Spanish Police Take Down Clam Gang

The phrase food crime usually entails mixing watermelon and lentils or decorating a glass of milk with hot dogs. But an organized crime group in Spain may have given it a new meaning when it poisoned 27 people with illegally poached clams.

Illegally harvested clams are seen during a police seizure in early December 2019. (La Guardia Civil)Illegally harvested clams are seen during a police seizure in early December 2019. (La Guardia Civil)Europol said on Thursday that 43 people were arrested and 11 companies were placed under investigation following the food poisoning.  

Spanish police officers seized more than 40 tons of Japanese clams, estimated to be worth US$387,000, along with cash. They also raided several hideouts where criminals were keeping the clams in hatcheries.

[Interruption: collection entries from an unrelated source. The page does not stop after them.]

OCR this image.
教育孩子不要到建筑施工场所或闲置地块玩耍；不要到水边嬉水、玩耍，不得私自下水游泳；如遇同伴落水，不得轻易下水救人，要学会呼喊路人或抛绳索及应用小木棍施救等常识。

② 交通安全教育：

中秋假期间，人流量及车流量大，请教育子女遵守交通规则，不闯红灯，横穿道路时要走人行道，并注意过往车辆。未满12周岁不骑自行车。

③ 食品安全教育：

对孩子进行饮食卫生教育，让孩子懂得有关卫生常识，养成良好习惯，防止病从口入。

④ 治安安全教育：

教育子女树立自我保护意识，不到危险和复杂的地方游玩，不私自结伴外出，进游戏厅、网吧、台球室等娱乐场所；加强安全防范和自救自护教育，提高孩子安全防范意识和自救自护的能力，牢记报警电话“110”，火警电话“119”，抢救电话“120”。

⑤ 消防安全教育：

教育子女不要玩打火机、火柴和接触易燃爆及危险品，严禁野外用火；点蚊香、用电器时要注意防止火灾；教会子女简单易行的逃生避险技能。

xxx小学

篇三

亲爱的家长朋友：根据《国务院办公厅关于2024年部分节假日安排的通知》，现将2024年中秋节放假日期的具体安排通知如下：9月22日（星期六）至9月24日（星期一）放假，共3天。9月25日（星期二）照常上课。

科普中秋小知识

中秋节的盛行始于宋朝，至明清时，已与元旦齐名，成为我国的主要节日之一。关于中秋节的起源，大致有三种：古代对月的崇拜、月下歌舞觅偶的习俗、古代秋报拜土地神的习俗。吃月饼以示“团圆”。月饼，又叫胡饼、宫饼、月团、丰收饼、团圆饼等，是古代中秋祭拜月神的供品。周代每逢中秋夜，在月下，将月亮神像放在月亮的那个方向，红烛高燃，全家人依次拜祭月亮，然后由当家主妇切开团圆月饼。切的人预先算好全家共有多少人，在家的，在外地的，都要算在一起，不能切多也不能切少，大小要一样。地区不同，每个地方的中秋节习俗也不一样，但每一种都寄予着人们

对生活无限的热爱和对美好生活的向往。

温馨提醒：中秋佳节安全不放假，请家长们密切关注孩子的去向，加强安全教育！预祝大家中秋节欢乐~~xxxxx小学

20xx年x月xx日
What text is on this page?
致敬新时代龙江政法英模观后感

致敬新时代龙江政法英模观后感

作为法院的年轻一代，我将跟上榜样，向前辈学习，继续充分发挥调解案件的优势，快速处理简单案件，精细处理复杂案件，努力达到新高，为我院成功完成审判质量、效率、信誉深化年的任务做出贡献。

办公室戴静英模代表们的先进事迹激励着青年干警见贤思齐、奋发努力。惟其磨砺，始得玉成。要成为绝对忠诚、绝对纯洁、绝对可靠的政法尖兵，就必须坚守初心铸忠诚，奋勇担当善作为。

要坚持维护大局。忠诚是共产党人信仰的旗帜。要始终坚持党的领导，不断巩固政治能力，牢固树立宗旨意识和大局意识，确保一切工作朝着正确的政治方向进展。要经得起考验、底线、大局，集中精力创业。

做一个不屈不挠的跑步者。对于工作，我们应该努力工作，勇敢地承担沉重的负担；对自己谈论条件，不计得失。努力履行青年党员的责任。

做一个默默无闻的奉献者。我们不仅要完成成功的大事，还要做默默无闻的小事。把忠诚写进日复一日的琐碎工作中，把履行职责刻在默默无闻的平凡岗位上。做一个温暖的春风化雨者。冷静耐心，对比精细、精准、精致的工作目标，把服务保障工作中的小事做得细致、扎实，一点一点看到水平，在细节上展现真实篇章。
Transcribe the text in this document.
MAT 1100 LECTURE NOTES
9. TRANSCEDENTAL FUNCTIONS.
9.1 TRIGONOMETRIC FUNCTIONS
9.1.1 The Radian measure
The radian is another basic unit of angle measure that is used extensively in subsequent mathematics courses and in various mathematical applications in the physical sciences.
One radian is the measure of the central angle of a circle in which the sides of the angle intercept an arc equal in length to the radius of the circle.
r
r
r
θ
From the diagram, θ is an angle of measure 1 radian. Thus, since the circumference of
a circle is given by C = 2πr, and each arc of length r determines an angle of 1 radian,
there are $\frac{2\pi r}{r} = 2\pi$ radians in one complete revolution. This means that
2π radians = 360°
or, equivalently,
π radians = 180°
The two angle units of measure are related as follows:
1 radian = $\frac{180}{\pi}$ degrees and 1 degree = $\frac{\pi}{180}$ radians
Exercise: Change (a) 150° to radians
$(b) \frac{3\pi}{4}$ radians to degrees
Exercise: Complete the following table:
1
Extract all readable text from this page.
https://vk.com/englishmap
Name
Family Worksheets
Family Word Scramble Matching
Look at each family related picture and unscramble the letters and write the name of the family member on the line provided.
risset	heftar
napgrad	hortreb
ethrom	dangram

The organized crime group is believed to have operated for at least a year, making $10 million from selling 1,100 tons of clams.

"The illegal clams were harvested in Portugal and then moved to Spain for the most lucrative seasons – the summer and the end-of-the-year holidays," Europol said in a statement. "After a brief clean up, the contaminated clams were sold in markets and restaurants. Washing the clam got rid of the bacteria (E. coli), but did not eliminate the viruses (Norovirus genogroup I and II and Hepatitis A)."

Those responsible for running the illegal hatcheries mixed contaminated clams with ones acquired legally and used false documents from Portuguese estuaries to make it difficult to trace their origin, Spanish police said.

The group then smuggled the clams from Portugal into the Spanish cities of Huelva and Cantabria, where the mollusks were purchased by local restaurants.